I tried not to look down on the cityscape beneath me or my trembling calves. I knew I must go up, but I didn’t really see any nice finger holds like I’ve seen in the climbing gym. 


“You have to wait on the rock until your hands find the best options to pull you up. There are always options — some of them are just better than others,” one of the climbers told me.


I never knew becoming a cliff-hanging Spiderwoman could be so spiritual. I prefer my back supported, most often by cushy poolside lounge chairs. I’m not used to finding my balance with my front body, using my core and my heart to navigate a straight up venture. But the only way out is up.


“But what if you make a mistake?” I asked one of the climbers, trying not to whimper as I gaped at the near vertical cliffs. 


“If you are the lead climber, you aren’t roped in fully yet. So you have to be confident. You have to trust yourself and know your limits.”


“And then…”


“Well, you just have to know you will be OK. And if not, you have to be OK with the fall.”


I’m not OK with the fall. I don’t have Freud’s death instinct and I have no fascination with life on the other side. I like my life. But all these people did too. In fact, they were the kindest, most alive group I’ve stumbled upon since crossing into the far East. They had so much life to ingest, so much laughter to risk, and nothing was stopping them from reaching the top.


I have a lot to learn about rock climbing.
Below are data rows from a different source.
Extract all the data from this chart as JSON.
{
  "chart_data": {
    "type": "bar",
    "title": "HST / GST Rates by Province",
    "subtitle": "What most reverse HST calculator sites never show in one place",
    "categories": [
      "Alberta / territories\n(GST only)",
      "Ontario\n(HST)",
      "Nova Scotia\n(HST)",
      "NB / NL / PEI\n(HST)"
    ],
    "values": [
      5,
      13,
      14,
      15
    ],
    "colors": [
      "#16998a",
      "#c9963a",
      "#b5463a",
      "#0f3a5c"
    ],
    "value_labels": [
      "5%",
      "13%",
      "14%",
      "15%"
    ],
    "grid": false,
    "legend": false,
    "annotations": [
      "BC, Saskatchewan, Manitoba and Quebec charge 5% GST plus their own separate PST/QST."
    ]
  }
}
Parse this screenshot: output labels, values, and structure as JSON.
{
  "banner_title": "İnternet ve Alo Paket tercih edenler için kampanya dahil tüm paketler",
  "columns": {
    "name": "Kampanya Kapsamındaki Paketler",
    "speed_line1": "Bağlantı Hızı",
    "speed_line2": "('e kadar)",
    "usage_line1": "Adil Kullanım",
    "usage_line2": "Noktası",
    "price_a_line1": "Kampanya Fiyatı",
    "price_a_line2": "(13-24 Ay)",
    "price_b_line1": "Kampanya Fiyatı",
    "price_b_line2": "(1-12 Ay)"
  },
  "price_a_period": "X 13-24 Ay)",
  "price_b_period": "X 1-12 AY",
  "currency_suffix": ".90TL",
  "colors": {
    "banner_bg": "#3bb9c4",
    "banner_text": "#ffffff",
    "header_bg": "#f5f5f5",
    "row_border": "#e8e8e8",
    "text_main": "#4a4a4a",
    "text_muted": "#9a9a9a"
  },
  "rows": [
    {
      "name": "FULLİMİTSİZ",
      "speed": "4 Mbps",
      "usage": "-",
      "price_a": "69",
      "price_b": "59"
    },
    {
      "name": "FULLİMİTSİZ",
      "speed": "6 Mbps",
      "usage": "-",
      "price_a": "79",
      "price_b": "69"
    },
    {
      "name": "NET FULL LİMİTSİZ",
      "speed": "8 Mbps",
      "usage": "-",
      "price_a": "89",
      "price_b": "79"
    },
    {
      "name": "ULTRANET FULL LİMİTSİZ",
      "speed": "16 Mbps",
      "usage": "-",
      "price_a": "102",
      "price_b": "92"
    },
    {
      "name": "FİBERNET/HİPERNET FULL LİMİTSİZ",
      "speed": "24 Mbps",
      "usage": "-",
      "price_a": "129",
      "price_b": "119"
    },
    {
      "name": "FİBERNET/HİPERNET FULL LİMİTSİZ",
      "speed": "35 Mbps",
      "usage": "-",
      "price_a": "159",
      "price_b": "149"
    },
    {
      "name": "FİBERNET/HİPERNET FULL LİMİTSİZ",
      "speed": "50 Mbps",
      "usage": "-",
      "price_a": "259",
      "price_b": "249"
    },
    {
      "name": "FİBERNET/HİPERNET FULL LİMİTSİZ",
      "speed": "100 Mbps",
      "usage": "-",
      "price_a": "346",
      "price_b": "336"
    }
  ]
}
But harnessed in to a rope, one toe push followed by the next, I became less afraid. I’m no stellar climber for sure, but freedom that doesn’t push up against a freefall perhaps isn’t liberty at all. And while I’ll perhaps spend most Friday night’s singing along to Tom Petty’s freefalling hits, I think there’s something to magical mirage we call stability. 


“Now I’m free…” sing it Mr. Petty. And we all will sing along.